Assegnato al 5° Reggimento Alpini (il cui Battaglione Morbegno fu il primo a sperimentare nel 1907 la divisa grigio-verde poi adottata da tutto il Regio Esercito), tradizionalmente legato alla città di Milano, su richiesta del Sottocapo di Stato Maggiore Generale Carlo Porro dei Conti di Santa Maria della Bicocca, amico della famiglia di Antonio Fogazzaro al quale il Duca era assai
vicino, e del Col. Andrea Graziani, fu però subito chiamato al comando del V corpo d’armata, prestandovi servizio come ufficiale ricognitore dal giugno 1915 al giugno 1916. Partecipò ad azioni belliche ottenendo una promozione a Tenente per meriti di guerra e un Encomio solenne. Dal giugno all’ottobre 1916 fu ufficiale di collegamento presso il Comando del XXII Corpo d’Armata. Il 23 settembre 1917 il Generale Luigi Capello gli concesse direttamente la medaglia d’argento al Valor Militare per le azioni del 12-17 maggio precedente. Il Decreto del 20 giugno 1918 recita: «Nei giorni che precedettero e seguirono la conquista di Monte Cucco, in accompagnamento di un autorevole personaggio [il Generale Cadorna] portava alle truppe, nelle zone avanzate, sotto violento bombardamento, il contributo di fede: animatore delle truppe stesse e sprezzante del pericolo, si spingeva sino alle prime linee, dando esempio di coraggio personale e chiare virtù militari» (1).

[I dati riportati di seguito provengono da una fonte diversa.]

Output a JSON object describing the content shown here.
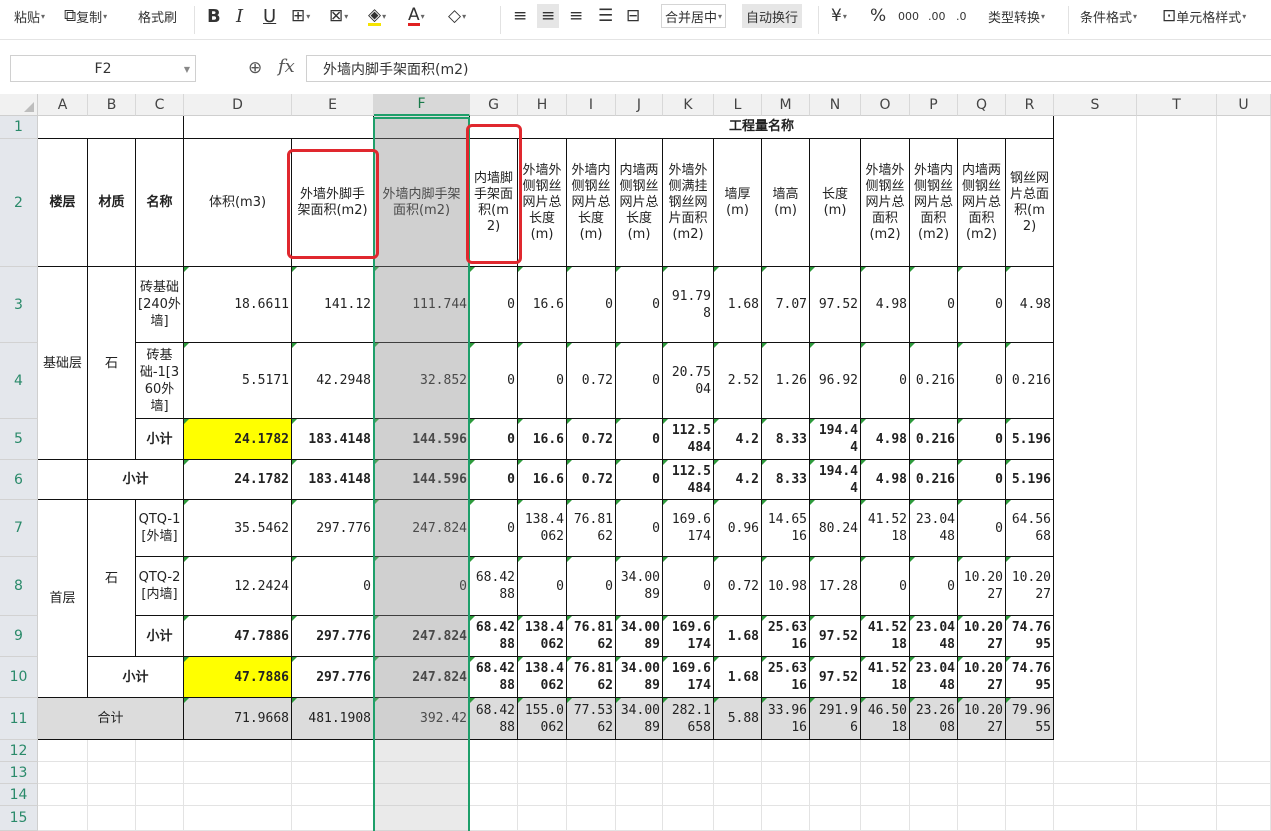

Forse su suggerimento del Generale Porro, Cadorna lo chiamò come proprio Ufficiale d’Ordinanza al Comando supremo, dove prestò servizio dal 26 novembre 1916 al 9 novembre 1917. Il Duca era vicino a Cadorna anche per la sua amicizia con la figlia Carla, «donna di superiore carattere e di forte cultura», già simpatizzante per il movimento modernista. Al Comando Supremo Gallarati Scotti svolse un ruolo sicuramente assai importante. Si legge nel Rapporto personale a lui relativo stilato da Cadorna il 22 giugno 1918: «Il Tenente Gallarati-Scotti Tomaso (sic) ha prestato servizio presso di me circa un anno e mezzo quale Ufficiale d’ordinanza. Egli è persona di molta intelligenza, di vasta coltura, noto in Italia come distinto scrittore. Per questa sua qualità nella quale l’ho largamente impiegato, per la signorilità dei modi, per il tatto, per la devozione che mi ha costantemente dimostrata, io non posso che esprimere la più larga ed ampia soddisfazione per il servizio a lui prestato. Egli si è guadagnata una medaglia al valor militare, e, son certo che nel suo nuovo servizio presso le truppe Alpine, farà largamente onore al suo nome».
Dopo Caporetto, Gallarati Scotti segui Cadorna, destinato a Versailles come rappresentante italiano presso il Consiglio Supremo di guerra interalleato, dal novembre 1917 al febbraio 1918. Quando il 17 febbraio Cadorna fu sostituito in tale ufficio dal Sottocapo di Stato Maggiore Gaetano Giardino, Gallarati Scotti dal 5 giugno al 18 settembre prestò servizio nel Battaglione Alpino sciatori Monte Ortler (così era chiamato allora l’Ortles), poi fino al congedo il 17 dicembre nel Battaglione Alpino Val d’Orco, entrambi del 5° Reggimento Alpini. Decorato nel 1919 di Croce al Merito di Guerra e nel 1931 della Medaglia di benemerenza per i volontari della guerra italo-austriaca 1915-18, promosso Capitano nel 1929, Maggiore della riserva nel 1934 e infine Tenente Colonnello nel 1939.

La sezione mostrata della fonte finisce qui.